Fixed leverage ratio: xPOSITION provides a fixed leverage ratio. The user’s initial margin will not be required to increase due to market fluctuations, nor will it be required due to changes in the leverage ratio. Unexpected liquidation due to changes;
No liquidation risk: Traditional leverage trading platforms may cause user positions to be forcibly liquidated due to violent market fluctuations. But f(x) Protocol V2 The design avoids this situation;
Exemption from capital fees: Normally, using leverage will involve additional capital costs, such as those incurred when borrowing assets interest. However, xPOSITION does not require users to pay these fees, reducing overall transaction costs.

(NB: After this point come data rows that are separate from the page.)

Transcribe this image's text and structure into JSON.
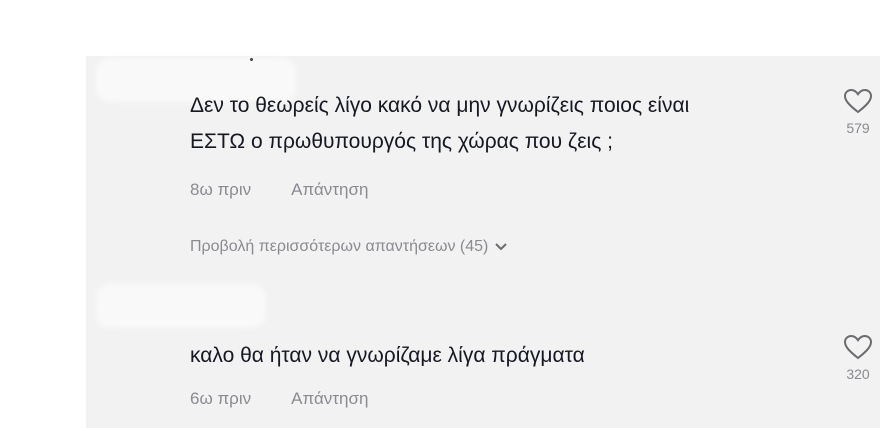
{
  "comments": [
    {
      "text_line1": "Δεν το θεωρείς λίγο κακό να μην γνωρίζεις ποιος είναι",
      "text_line2": "ΕΣΤΩ ο πρωθυπουργός της χώρας που ζεις ;",
      "time": "8ω πριν",
      "reply_label": "Απάντηση",
      "likes": "579",
      "more_replies": "Προβολή περισσότερων απαντήσεων (45)"
    },
    {
      "text_line1": "καλο θα ήταν να γνωρίζαμε λίγα πράγματα",
      "time": "6ω πριν",
      "reply_label": "Απάντηση",
      "likes": "320"
    }
  ],
  "colors": {
    "text": "#161823",
    "muted": "#8a8b91",
    "panel": "#f2f2f2"
  },
  "icons": [
    "heart-icon",
    "chevron-down-icon"
  ]
}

In the new stable pool, users can deposit USDC or fxUSD with one click to provide liquidity support for the stability of the protocol. Different from the V1 version of the stable pool, the V2 version of the stable pool acts as an anchor between USDC and fxUSD. Participants can conduct price arbitrage in the fxUSD-USDC AMM pool and help fxUSD achieve stability. The income source of the entire protocol is based on position opening, closing, liquidation, rebalancing, funding fees and collateral income.
This project is currently one of the few non-overcollateralized and fully decentralized stablecoin projects. For stablecoins, it still seems a bit too complicated. It does not meet the minimalist design premise of stablecoins, and users must have a certain foundation to get started with peace of mind. In extreme market conditions, the framework design of various resistance barriers may also in turn lead to losses when a run occurs.Harm the interests of users. But the goal of this project is indeed in line with every cryptographer’s ultimate vision for a stablecoin, a native decentralized stablecoin backed by top crypto assets.
ConclusionStablecoin will always be a battleground for military strategists, and it is also a track with extremely high barriers to entry in Crypto. In last year's article "Trapped in a near-death situation, but still In "Stability Has Not Stopped Innovation" we briefly introduced the past and present of stablecoins, and hope to see the emergence of some more interesting decentralized non-super stablecoins. Now a year and a half later, we have not seen any start-up projects other than f(x)Protocol working in this direction. Fortunately, Ethena and Usual have provided some compromise ideas. At least we can choose some more ideal ones. More stablecoins for Web3.